C’est juste de l’interprétation d’une recommandation de l’Union internationale des télécommunications (UIT). Je pense que l’AMRTP est mieux placée pour dire si nous sommes en faute. Alors que tout le monde a entendu la déclaration du directeur général de l’AMRTP sur la question.
La justice devrait juste s’en référer à l’interprétation de l’AMRTP au lieu de celui d’un expert, qui n’est autre qu’un ancien de Sotelma-Malitel et qui a un contentieux avec cette même société », nous a précisé un cadre.
En tout cas, les impacts économiques de ce dossier sont énormes. Cette affaire risque de casser l’élan d’investissement des deux opérateurs de téléphonie qui promettent d’investir près de 100 milliards FCFA par an afin d’améliorer la qualité de leurs réseaux.
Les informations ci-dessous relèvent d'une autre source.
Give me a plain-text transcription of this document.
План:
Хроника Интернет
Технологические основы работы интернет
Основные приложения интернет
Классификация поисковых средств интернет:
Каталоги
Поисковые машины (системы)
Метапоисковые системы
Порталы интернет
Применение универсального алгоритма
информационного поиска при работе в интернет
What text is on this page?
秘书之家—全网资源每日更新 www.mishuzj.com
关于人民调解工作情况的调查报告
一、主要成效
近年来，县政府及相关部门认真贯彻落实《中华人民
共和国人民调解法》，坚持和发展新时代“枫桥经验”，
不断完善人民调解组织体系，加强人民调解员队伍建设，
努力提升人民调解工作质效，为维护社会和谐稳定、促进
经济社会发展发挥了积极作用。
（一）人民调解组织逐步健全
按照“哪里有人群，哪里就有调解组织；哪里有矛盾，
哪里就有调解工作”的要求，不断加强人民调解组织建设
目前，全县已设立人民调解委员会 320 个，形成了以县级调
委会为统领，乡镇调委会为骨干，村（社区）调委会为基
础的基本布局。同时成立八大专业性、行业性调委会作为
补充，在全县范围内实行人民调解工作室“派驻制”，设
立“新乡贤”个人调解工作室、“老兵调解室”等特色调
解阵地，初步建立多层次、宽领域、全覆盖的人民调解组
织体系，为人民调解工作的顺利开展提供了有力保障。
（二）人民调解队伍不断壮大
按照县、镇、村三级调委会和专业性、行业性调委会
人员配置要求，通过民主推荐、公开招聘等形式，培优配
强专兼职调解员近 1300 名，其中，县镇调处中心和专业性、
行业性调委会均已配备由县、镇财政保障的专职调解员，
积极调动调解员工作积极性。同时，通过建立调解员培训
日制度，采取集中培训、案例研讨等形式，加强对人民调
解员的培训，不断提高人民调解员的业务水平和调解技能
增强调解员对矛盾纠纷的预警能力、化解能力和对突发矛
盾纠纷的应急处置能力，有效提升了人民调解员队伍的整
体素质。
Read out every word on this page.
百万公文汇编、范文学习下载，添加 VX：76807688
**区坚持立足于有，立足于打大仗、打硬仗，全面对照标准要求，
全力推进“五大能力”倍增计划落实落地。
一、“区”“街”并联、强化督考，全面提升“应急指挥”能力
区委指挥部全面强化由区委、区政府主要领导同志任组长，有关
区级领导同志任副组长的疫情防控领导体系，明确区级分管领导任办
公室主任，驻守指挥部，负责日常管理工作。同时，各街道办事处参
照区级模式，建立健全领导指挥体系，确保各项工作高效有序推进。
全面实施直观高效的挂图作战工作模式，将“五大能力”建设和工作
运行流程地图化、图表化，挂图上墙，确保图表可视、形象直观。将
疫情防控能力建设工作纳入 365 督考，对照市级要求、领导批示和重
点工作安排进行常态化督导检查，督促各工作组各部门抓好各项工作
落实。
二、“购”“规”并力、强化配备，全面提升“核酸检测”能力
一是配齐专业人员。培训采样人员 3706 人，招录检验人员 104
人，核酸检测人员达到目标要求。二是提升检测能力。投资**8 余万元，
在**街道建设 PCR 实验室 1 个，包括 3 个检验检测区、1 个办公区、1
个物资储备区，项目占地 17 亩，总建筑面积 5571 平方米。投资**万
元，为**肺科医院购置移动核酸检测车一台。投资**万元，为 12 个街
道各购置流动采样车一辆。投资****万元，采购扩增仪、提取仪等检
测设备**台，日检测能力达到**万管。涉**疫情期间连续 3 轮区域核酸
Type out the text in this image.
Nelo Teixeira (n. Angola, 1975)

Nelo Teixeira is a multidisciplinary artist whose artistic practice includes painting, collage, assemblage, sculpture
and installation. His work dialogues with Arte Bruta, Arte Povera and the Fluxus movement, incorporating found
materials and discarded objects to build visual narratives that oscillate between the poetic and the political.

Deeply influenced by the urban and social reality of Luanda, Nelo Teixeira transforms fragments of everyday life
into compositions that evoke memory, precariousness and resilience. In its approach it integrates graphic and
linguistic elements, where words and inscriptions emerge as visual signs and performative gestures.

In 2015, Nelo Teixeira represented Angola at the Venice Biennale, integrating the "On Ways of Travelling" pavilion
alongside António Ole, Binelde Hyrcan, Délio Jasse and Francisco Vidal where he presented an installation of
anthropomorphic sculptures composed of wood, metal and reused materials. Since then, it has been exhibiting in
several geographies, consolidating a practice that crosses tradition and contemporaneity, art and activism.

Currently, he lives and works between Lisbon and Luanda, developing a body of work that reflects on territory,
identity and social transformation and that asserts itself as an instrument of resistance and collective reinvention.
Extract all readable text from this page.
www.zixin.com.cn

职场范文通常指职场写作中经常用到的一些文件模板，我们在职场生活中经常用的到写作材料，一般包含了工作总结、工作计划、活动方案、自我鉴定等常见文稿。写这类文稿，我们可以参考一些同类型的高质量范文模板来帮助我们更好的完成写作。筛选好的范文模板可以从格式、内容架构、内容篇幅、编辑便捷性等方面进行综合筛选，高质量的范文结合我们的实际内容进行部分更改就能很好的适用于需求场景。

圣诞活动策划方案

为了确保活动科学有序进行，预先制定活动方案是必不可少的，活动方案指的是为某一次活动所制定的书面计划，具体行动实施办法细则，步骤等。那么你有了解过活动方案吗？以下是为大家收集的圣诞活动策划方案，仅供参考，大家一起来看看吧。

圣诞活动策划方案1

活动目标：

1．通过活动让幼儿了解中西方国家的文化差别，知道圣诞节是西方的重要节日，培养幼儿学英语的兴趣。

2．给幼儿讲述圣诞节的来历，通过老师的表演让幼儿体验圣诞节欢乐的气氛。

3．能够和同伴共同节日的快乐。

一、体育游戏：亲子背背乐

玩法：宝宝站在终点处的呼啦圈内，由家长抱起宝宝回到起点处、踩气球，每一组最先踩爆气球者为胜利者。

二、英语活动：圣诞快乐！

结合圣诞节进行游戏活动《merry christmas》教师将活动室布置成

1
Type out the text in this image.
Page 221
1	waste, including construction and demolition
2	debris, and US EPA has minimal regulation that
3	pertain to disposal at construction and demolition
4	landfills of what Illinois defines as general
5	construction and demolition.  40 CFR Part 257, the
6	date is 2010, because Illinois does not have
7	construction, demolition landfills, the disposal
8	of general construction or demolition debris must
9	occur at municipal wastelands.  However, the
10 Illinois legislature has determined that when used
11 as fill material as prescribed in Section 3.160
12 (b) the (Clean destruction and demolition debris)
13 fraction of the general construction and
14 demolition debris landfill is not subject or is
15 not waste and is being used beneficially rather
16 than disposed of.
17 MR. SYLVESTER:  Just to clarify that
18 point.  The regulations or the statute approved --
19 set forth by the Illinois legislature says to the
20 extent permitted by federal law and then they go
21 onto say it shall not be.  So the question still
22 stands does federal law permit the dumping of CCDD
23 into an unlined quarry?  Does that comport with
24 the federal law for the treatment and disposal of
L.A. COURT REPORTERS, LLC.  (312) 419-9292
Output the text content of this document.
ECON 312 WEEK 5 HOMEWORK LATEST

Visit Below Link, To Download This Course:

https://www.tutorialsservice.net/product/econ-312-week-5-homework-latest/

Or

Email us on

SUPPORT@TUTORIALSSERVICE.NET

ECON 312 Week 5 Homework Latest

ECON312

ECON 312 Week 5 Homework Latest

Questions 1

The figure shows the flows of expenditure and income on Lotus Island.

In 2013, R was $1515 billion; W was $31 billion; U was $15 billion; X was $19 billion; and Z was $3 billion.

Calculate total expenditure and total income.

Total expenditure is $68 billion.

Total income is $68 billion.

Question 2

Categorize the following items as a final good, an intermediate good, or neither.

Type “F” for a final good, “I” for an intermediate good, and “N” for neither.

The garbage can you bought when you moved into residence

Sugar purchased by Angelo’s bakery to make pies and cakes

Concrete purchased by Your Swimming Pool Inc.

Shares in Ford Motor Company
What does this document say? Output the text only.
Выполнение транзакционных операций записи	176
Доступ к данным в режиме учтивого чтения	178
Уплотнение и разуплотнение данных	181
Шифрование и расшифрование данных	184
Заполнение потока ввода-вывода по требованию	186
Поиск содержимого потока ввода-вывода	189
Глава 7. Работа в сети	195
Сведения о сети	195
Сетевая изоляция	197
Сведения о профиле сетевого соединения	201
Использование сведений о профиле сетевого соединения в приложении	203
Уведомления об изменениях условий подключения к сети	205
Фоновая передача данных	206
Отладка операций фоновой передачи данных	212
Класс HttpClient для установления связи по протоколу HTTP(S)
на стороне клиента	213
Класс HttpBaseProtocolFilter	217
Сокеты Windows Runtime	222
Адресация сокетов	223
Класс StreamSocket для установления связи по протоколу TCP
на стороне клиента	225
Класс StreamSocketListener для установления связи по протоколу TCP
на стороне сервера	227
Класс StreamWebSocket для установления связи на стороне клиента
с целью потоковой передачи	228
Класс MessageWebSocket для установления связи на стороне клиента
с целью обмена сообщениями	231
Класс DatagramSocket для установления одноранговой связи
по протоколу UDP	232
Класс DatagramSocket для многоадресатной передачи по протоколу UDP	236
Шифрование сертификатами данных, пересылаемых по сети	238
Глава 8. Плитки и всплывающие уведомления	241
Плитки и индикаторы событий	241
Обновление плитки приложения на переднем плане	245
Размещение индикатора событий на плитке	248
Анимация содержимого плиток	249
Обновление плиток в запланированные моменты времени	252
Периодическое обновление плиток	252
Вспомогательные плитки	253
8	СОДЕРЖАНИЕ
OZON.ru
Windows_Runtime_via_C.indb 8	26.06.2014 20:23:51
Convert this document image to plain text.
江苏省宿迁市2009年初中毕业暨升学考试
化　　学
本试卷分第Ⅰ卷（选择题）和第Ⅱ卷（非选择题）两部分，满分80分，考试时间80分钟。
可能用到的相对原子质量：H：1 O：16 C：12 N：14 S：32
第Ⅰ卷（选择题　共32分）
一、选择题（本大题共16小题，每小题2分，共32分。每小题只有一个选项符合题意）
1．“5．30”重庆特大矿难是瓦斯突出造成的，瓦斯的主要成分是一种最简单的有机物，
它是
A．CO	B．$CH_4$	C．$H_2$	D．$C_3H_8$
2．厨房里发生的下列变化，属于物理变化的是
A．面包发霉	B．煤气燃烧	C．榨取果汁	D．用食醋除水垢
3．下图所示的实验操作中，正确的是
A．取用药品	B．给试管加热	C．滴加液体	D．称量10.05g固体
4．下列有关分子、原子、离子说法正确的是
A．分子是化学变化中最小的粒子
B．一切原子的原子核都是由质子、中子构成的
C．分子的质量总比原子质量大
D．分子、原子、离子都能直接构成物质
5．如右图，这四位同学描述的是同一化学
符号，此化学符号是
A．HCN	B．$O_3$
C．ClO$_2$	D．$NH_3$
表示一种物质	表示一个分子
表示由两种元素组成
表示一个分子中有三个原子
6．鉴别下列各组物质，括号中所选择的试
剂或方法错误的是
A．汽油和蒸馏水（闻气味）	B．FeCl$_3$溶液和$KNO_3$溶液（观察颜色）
Sans oublier que ces opérateurs contribuent à la stabilisation de l’économie nationale en versant près de 250 milliards F CFA au Trésor public.
« Un pays ne peut pas se développer sans les investisseurs étrangers. Pour l’ouverture de l’économie, tous les pays ont besoin des investisseurs étrangers. Cette affaire va sûrement créer le désordre. Nous pensons que l’AMRTP est le régulateur dans le secteur des télécommunications et elle est indépendante pour le respect des cahiers de charges en la matière. Ce qui vient de se passer ne fait que discréditer l’AMRTP. Nous pensons que l’avis de l’AMRTP devrait être pris en compte au lieu de celui d’un expert indépendant. Pour la petite histoire, l’AMRTP avait déjà donné son avis sur ce même dossier en 2013 », regrette un cadre d’un opérateur. Avant de lancer un cri de cœur : « Nous voulons tout simplement qu’on libère nos comptes et laissez-nous travailler. Nous allons continuer à nous battre ».
Pourquoi Moov Africa/Malitel ?
Cette question mérite d’être posée si l’on tient aux propos d’Adama Traoré sur une chaîne de télévision : « Nous ne sommes pas contre Sotelma, qui est une entreprise malienne, mais nous sommes contre Orange-Mali ». Cela veut tout simplement dire que cette affaire a été déjà politisée. C’est dire que Moov Africa/Malitel semble être victime de la brouille entre Bamako et Paris. Et tout le monde sait qu’Orange-Mali est une filiale de France Télécoms.